In this sense the blind person with his white stick extends his body into the environment and the stick becomes a relating or sensing organ. Then the blind person no longer knows where his body, hand or the stick ends and the environment begins. And following Fuchs/De Jaeger also the environment is able to negotiate and form organs of perception and action through the stick, the air, the sounds, - and all these phenomena shift in a way into the organism of the blind person.

Similar to the "bipersonal" or "trilogical" entities of Christian and Haas, the "operative intentionality" Fuchs and de Jaeger are describing has the following qualities:

  1. the logic of the interaction process becomes the source of the operative intentionality of both participants
  2. It cannot be ascribed to only one participant, but has to include variables of all participants and of value, of goal and of the specific process itself.
  3. The process achieves specific abilities to "perceive" and "act"
  4. These emergent qualities communicate themselves to the interacting participants and (also thereby) are operatively better available to them.
  5. These emerging qualities contain specific medial or media-related aspects.

 

4. Embodyment, intercorporality and mediality

Media are, from the culture-history viewpoint, to be understood not only as means of conveying and forwarding meaning, information and messages between senders and receivers, but historically and systematically as that in which perceptions, feelings and thoughts find their characteristic forms and expositions.

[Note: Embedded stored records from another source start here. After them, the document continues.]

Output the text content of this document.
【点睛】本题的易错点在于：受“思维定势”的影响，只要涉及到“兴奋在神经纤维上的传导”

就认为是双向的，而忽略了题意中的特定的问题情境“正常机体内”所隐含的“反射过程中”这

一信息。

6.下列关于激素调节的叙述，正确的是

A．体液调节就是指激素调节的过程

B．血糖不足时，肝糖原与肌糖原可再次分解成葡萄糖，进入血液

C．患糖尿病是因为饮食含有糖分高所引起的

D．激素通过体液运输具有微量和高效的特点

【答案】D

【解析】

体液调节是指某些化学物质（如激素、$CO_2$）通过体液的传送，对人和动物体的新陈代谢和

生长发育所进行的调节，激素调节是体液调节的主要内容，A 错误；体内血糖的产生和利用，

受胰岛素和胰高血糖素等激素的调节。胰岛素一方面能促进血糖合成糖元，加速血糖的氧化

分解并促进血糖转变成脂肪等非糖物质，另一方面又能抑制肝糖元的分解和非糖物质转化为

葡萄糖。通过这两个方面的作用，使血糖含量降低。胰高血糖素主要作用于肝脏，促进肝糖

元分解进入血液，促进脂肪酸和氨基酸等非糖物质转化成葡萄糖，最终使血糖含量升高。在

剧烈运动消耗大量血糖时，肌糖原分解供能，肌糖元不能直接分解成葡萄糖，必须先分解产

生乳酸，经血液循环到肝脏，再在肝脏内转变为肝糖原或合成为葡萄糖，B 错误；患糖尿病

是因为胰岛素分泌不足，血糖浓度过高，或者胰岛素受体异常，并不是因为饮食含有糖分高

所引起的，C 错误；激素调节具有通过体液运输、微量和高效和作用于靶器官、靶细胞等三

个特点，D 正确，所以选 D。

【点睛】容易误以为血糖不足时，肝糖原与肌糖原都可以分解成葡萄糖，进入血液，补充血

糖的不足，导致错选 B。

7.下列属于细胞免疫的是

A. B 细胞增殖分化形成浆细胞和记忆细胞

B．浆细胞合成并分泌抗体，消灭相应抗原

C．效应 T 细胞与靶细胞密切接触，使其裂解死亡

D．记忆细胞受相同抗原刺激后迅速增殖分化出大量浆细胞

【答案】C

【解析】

As we showed earlier interaction processes such as sawing with the two-handed saw or interaction processes of higher complexity such as language develop their own forms of mediality. They generate superpersonal units of perception, feeling and thought with their own emergent abilities. This includes specific processes of feedback and medial representation and remodelling. These remodeling medial processes have the ability to differentiate  themselves and partly free themselves from all antecedent references. Entirely different in part, they intervene in the "prior" references and not only help to shape them but to some extent entirely transform them.

Understanding "media" is thereby not only a matter of understanding  "communication" and its technical or other means, but of understanding the gaining of otherness, artificiality and mediality. Superpersonal processes and their resulting "third spaces" are specifically permeated by difference. In this context Tholen (2010) stresses the link between mediality and aisthesis (perception): "There is no perception that is sufficiently determined by its natural circumstances ... Perception is always a perception of the medium” (13) and it is always already affected and transformed by it.

In the trim saw experiments too the way in which human perception and human behaviour organizes itself as well as the mediality in which it takes place on the one hand, and which endows it on the other hand, is not only natural but also historical, technical and artificial.

Every bipersonal or multilogical reference system endows its own medialities, its own processes of embodiment and creating  "third bodies" and "third spaces". This leads to the "entanglement" (Böhme) of different spaces and intercorporalities, to the entanglement between

-a mainly intercorporally interactionally embodying pole on one side and
-a more technical artificial emerging and to some extent difference-creating medial pole on the other side. 

The process of entanglement between the intercorporal-interactional space and the space of difference-creating artificiality develops its own dynamics, generates its own abilities of perception and feeling, of "percepts" and "affects" (in the words of Deleuze & Guattari). Media therefore, in the act of transmission, condition that which they transmit and put their stamp on it. "In this sense, media are antecedent and, like language, that which precedes us, or more precisely: that which decentres every anthropological fixed point of an Us or We." (Tholen, op. cit., 17).

This also may teach us the two-handed trim saw experiments.